Example 19.3 Since \(T\) is a non-negative continuous random variable, we can apply Proposition 19.1. Note that we need the CDF of \(T\), which we derived in Example 18.8.

\[ \begin{aligned} \E[T] = \int_0^\infty (1 - F(t))\,dt &= \int_0^\infty (1 - (1 - e^{-\mean t}))\,dt \\ &= \int_0^\infty e^{-\mean t}\,dt \\ &= \frac{1}{\mean} \underbrace{\int_0^\infty \mean e^{-\mean t}\,dt}_{=1} \\ &= \frac{1}{\mean}. \end{aligned} \]

In the second-to-last step, we used a handy trick. We multiplied and divided by \(\mean\) so that inside the integral, we have the PDF of \(T\). The integral of any PDF over its support is 1. In a sense, we evaluated the integral using probability instead of calculus!

Another way to summarize a random variable is the median.

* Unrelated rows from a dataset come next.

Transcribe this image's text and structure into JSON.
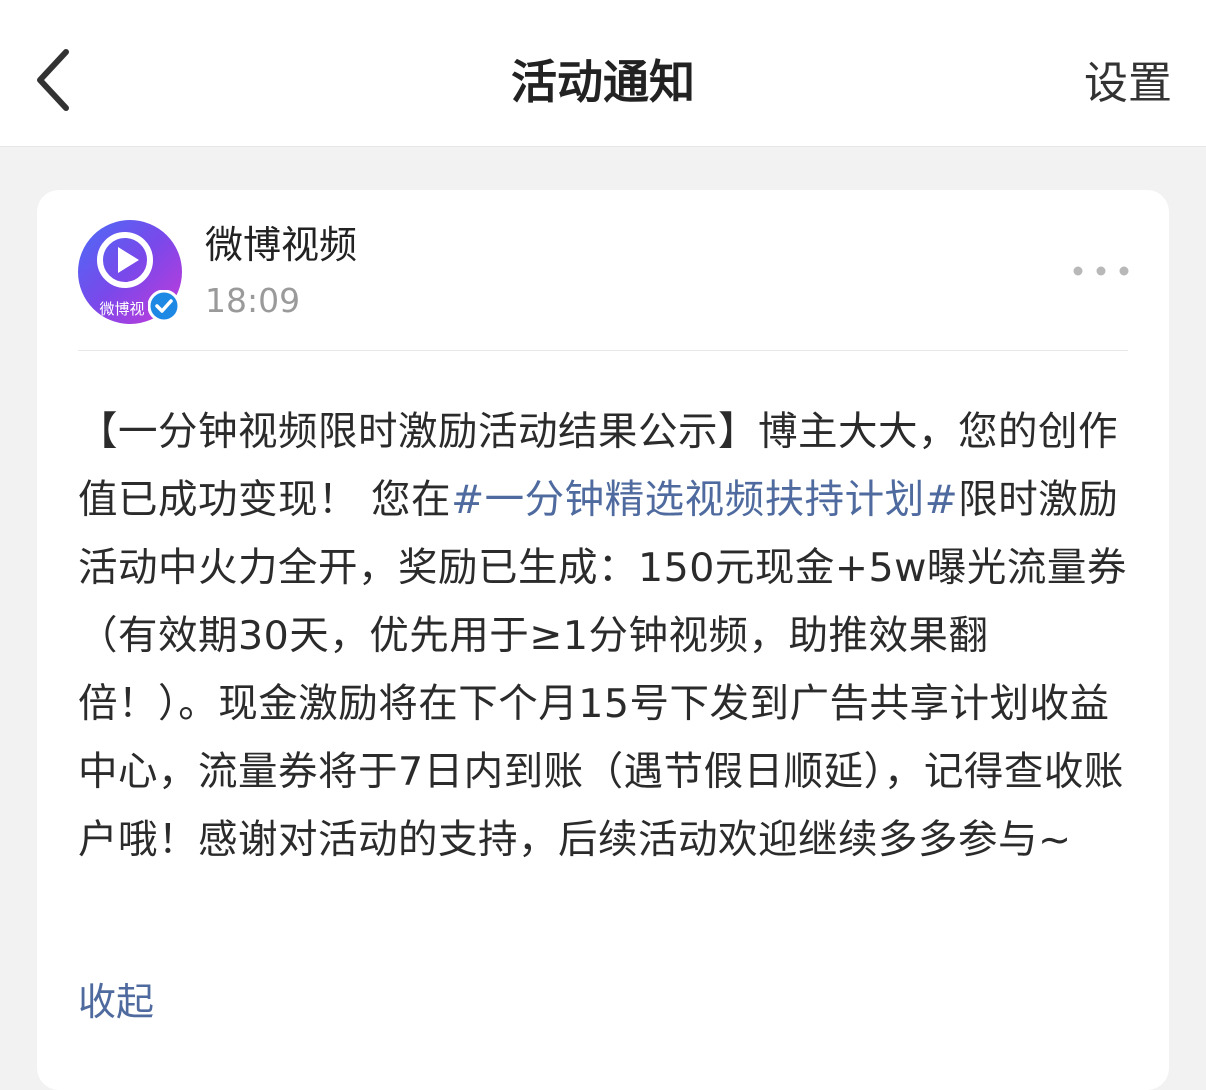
{
  "header": {
    "title": "活动通知",
    "settings_label": "设置",
    "back_icon": "chevron-left-icon"
  },
  "notification": {
    "sender": {
      "name": "微博视频",
      "time": "18:09",
      "avatar_label": "微博视",
      "verified_icon": "verified-check-icon",
      "avatar_color": "#6a4cf0"
    },
    "more_icon": "more-dots-icon",
    "message": {
      "part1": "【一分钟视频限时激励活动结果公示】博主大大，您的创作值已成功变现！ 您在",
      "tag": "#一分钟精选视频扶持计划#",
      "part2": "限时激励活动中火力全开，奖励已生成：150元现金+5w曝光流量券（有效期30天，优先用于≥1分钟视频，助推效果翻倍！）。现金激励将在下个月15号下发到广告共享计划收益中心，流量券将于7日内到账（遇节假日顺延），记得查收账户哦！感谢对活动的支持，后续活动欢迎继续多多参与~"
    },
    "collapse_label": "收起"
  },
  "colors": {
    "link": "#4e6a9e",
    "verified": "#1e88e5",
    "background": "#f2f2f2"
  }
}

Definition 19.2 The median of a continuous random variable \(X\) is the value \(m\) such that \[ P(X \leq m) = P(X \geq m) = .5. \] That is, it is the value such that the random variable has equal probabilities of being above or below that value.

In the next example, we see that the median is not the same as the expected value (which is also called the mean).

Example 19.4 (The Median is Not the Mean) The median of \(T\) is defined to be the value of \(m\) such that \[ P(T \leq m) = .5. \]

There are many ways we could solve for \(m\), but perhaps the easiest is to observe that the left-hand side is just the CDF of \(T\) evaluated at \(m\).

Using the formula for the CDF we derived in Example 18.8, we need to solve \[ F(m) = 1 - e^{-\mean m}= .5 \] for \(m\).

Taking logarithms, we obtain: \[ m = -\frac{\log(.5)}{\mean} \approx .27. \] (Note that \(\log\) is the natural logarithm with base \(e\).)

So while the mean time until the first click is about .38 minutes, as we showed in Example 19.2, the median time until the first click is only .27 minutes. It makes sense that the mean is greater than the median because the mean is influenced by the small probability of extreme values.